Invasion de punaises et de serviettes hygiéniques

Il suffit de pousser la porte du bâtiment B pour comprendre de quoi il parle. A part les sanitaires, les bâtiments n’ont pas été refaits depuis longtemps et les chambres sont en bien plus mauvais état. Amza, étudiant d’origine algérienne en statistiques, fait la liste des problèmes :

« Le plus gros souci c’est les punaises, je ne sais pas d’où elles viennent mais il y en a partout. L’année passée, il y avait également très souvent des coupures d’eau ou d’électricité. Les chambres sont aussi très mal isolées. On entend tout ce qui se passe à l’extérieur et il fait assez froid en hiver. »

Tandis que celles du bâtiment B sont beaucoup plus vétustes (Photo : Jérémie Nadé)
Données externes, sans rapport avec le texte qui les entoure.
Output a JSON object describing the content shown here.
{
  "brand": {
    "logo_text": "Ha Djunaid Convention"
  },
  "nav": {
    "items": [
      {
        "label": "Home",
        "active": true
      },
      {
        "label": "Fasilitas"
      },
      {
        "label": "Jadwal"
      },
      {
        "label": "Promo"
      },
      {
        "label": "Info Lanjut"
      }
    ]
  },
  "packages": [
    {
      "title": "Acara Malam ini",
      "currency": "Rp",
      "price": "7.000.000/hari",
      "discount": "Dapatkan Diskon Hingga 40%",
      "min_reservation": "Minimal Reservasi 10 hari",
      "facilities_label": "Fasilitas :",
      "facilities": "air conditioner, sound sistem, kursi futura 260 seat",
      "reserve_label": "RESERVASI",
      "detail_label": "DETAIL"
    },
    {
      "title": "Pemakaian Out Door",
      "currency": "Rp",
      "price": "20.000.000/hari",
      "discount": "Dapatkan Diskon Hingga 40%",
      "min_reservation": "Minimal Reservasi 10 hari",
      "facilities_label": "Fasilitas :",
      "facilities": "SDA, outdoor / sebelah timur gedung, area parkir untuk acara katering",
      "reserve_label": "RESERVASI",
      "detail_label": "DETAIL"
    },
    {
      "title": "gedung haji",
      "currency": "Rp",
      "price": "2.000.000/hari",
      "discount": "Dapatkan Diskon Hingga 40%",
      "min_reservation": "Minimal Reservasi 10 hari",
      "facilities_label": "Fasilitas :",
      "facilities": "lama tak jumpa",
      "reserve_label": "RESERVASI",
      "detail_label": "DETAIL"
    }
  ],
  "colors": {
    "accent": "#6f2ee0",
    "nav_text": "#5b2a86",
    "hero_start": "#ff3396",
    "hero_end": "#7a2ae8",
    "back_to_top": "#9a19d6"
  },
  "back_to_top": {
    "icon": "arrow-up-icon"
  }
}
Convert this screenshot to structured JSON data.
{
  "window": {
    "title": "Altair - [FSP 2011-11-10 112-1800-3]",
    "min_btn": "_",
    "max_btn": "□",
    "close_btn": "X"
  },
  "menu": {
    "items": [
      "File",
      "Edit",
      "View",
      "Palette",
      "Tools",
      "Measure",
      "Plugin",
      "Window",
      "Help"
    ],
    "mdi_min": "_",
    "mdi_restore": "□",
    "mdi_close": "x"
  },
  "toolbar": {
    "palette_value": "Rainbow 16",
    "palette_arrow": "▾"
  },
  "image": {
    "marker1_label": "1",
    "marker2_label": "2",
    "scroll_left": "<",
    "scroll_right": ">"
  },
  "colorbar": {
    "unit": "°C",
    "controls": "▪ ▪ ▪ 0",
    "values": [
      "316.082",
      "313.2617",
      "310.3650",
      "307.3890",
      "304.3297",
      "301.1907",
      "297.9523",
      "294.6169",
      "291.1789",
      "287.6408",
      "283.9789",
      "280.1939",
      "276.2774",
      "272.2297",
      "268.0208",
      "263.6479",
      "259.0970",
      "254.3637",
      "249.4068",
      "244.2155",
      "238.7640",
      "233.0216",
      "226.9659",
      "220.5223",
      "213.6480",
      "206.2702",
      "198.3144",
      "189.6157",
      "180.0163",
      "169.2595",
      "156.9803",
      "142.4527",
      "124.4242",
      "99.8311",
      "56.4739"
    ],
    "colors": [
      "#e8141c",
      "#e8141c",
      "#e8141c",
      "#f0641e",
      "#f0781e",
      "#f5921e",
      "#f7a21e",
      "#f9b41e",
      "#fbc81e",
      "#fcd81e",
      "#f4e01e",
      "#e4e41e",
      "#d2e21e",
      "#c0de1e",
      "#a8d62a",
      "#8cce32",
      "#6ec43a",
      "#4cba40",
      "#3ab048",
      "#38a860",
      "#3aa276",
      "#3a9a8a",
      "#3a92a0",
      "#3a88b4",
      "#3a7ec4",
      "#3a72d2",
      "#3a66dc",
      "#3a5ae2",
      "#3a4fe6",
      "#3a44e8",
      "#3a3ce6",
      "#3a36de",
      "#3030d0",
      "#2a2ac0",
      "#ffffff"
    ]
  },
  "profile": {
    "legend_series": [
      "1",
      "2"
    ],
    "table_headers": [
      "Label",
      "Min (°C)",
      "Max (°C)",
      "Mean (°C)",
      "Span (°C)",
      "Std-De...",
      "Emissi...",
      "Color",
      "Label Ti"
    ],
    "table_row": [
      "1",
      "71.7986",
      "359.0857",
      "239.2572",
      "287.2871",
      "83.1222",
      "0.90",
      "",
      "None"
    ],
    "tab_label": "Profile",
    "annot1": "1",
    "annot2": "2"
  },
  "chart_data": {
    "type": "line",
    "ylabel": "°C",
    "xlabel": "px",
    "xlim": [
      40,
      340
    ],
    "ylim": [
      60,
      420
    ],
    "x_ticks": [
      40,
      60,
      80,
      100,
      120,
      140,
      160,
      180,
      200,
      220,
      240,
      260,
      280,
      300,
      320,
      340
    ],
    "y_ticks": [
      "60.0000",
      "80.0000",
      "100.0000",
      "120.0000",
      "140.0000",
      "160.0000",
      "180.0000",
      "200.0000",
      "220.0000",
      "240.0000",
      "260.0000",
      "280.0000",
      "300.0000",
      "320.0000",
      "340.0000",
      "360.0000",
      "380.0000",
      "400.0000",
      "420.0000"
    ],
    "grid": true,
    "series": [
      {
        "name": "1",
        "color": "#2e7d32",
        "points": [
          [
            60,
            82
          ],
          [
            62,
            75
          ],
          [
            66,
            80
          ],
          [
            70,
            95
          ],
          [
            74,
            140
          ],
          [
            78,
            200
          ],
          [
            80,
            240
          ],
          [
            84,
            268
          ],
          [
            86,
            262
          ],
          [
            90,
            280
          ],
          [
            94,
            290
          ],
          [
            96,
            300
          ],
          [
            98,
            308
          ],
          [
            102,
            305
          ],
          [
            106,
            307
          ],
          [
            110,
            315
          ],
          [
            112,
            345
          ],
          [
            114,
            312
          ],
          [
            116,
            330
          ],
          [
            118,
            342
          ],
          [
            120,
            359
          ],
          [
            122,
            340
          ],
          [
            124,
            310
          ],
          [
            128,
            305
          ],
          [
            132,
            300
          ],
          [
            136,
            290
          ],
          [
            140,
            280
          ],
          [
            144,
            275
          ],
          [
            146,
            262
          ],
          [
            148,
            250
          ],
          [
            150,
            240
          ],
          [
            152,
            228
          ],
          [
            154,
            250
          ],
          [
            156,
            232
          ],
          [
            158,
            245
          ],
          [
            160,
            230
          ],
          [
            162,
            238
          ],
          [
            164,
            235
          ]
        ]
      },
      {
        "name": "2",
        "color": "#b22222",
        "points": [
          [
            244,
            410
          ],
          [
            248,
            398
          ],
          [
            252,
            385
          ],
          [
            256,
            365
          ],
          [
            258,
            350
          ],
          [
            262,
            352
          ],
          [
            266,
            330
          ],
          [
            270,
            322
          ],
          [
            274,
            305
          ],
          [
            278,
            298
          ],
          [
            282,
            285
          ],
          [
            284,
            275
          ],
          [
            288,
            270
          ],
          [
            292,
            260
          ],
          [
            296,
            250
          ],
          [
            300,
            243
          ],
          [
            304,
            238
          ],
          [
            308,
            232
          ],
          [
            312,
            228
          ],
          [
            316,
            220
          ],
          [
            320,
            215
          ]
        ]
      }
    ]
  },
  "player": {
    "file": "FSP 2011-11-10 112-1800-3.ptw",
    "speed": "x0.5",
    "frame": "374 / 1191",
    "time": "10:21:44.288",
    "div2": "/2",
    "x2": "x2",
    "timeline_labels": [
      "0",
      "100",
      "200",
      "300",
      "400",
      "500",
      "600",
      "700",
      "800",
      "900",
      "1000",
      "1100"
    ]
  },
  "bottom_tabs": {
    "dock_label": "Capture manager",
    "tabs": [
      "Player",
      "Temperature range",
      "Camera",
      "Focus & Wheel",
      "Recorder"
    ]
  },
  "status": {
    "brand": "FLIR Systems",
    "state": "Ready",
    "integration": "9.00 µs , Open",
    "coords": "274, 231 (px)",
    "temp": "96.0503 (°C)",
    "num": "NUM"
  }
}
Amadou, venu de Guinée pour faire une licence en Math-info, critique plus la vie en communauté rendue obligatoire par les sanitaires et les cuisines communes :

« On voit toutes sortes de choses. A mon étage, je retrouvais très souvent des serviettes hygiéniques par terre dans les toilettes. Pour les cuisines, le plus embêtant c’est qu’en hiver, elles ferment à 20h. Or je travaille, je livre des pizzas le soir. Quand je rentre, je ne peux plus me faire à manger. D’autant qu’il est interdit d’avoir un plaque électrique ou un micro-onde dans sa chambre. »

Pour l’Afges, l’offre d’hébergement du Crous n’est tout simplement plus adaptée aux pratiques des étudiants :

« Il faudrait faire des colocations afin de se battre contre l’isolement des étudiants, en plus ça permettrait de réduire les coûts de logement. »

Une idée qui n’est pas partagée par SUD Etudiant qui pense qu’il faudrait en priorité s’occuper du coût du loyer et de la qualité des chambres :

« Les cités universitaires sont déjà de grandes colocations, donc ce n’est pas vraiment  le problème. Ce qu’il faut aujourd’hui, c’est une vraie politique de l’Etat sur le logement étudiant et sur les loyers. Parce que l’on sait que les APL ne sont pas une solution, quand elles augmentent, les loyers augmentent également. Il faut fournir un accès simplifié et honnête au logement étudiant en créant des résidences universitaires qui soient vraiment de qualité. »

Note : contactée, la direction du Crous n’a pas répondu à nos sollicitations.